By comparison, the inflow in Romania was about 15 percent.

UPFs refer to items that contain ingredients that people would not normally add when preparing homemade food.

These additives can include chemicals, colorings, sweeteners and preservatives that extend shelf life.

Ready meals, ice cream and tomato ketchup are some of the most beloved examples of products that fall under the umbrella term UPF, now synonymous with foods that have little nutritional value because they generally have higher sugar, salt and fat content .

Around two-thirds of over-16s in England (64 percent) are overweight, including tens of thousands who are morbidly obese.  This is an increase of 11 percent from 1993, when 53 percent were considered overweight.  Experts blame a sedentary lifestyle and unhealthy diet.  Source: Health Survey for England 2021

Around two-thirds of over-16s in England (64 percent) are overweight, including tens of thousands who are morbidly obese. This is an increase of 11 percent from 1993, when 53 percent were considered overweight. Experts blame a sedentary lifestyle and unhealthy diet. Source: Health Survey for England 2021

They differ from processed foods, which are tinkered with to make them last longer or improve their taste, such as cured meats, cheese and fresh bread.

It comes as a major study today concluded that high UPF diets could be harmful to every part of the body.

It linked the foods to an increased risk of 32 health problems, including cancer, type 2 diabetes and mental disorders.

In the largest analysis of evidence to date, involving 10 million people, researchers also found that those who ate the most UPFs had between 40 and 66 percent greater risk of dying from heart disease.

Health experts have long called for ‘harmful’ junk food such as Coco Pops to be stripped of health claims and no longer advertised.

However, others have pointed to other lifestyle factors, such as low levels of exercise, high smoking rates, and a lack of nutrients from fresh foods consumed by people who eat a lot of UPFs, as factors that may be to blame.

Last week, TV star and author Dr Chris van Tulleken said the mass production of food is acting in a similar way to big tobacco by selling addictive products that can be harmful.

He called for ‘black label octagon’ label warnings on foods with few health benefits.

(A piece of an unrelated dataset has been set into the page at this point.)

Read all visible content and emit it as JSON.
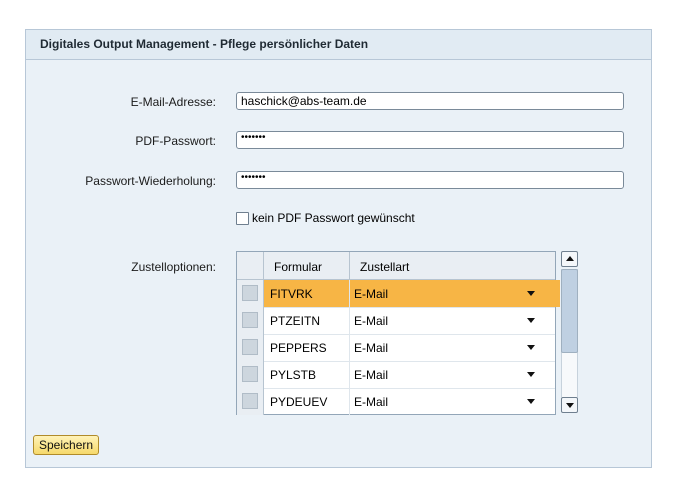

Similar ones are already used in Chile.

The latest NHS data shows that 26 percent of adults in England are obese and a further 38 percent are overweight but not obese.

WHAT ARE ULTRA-PROCESSED FOODS?

Ultra-processed foods are high in added fat, sugar and salt, low in protein and fiber and contain artificial colours, sweeteners and preservatives.

The term refers to foods that contain ingredients that someone would not add when cooking at home, such as chemicals, colorings and preservatives.

Ready meals, ice cream, sausages, fried chicken and ketchup are some of the most popular examples.

They differ from processed foods, which are processed to extend their shelf life or improve their taste, such as cured meats, cheese and fresh bread.

Ultra-processed foods, such as sausages, breakfast cereals, biscuits and carbonated drinks, are formulations made largely or entirely from substances derived from foods and additives.

They contain little to no unprocessed or minimally processed foods, such as fruits, vegetables, seeds and eggs.

The foods are usually packed with sugars, oils, fats and salt, as well as additives such as preservatives, antioxidants and stabilizers.

Ultra-processed foods are often presented as ready-made, taste good and are cheap.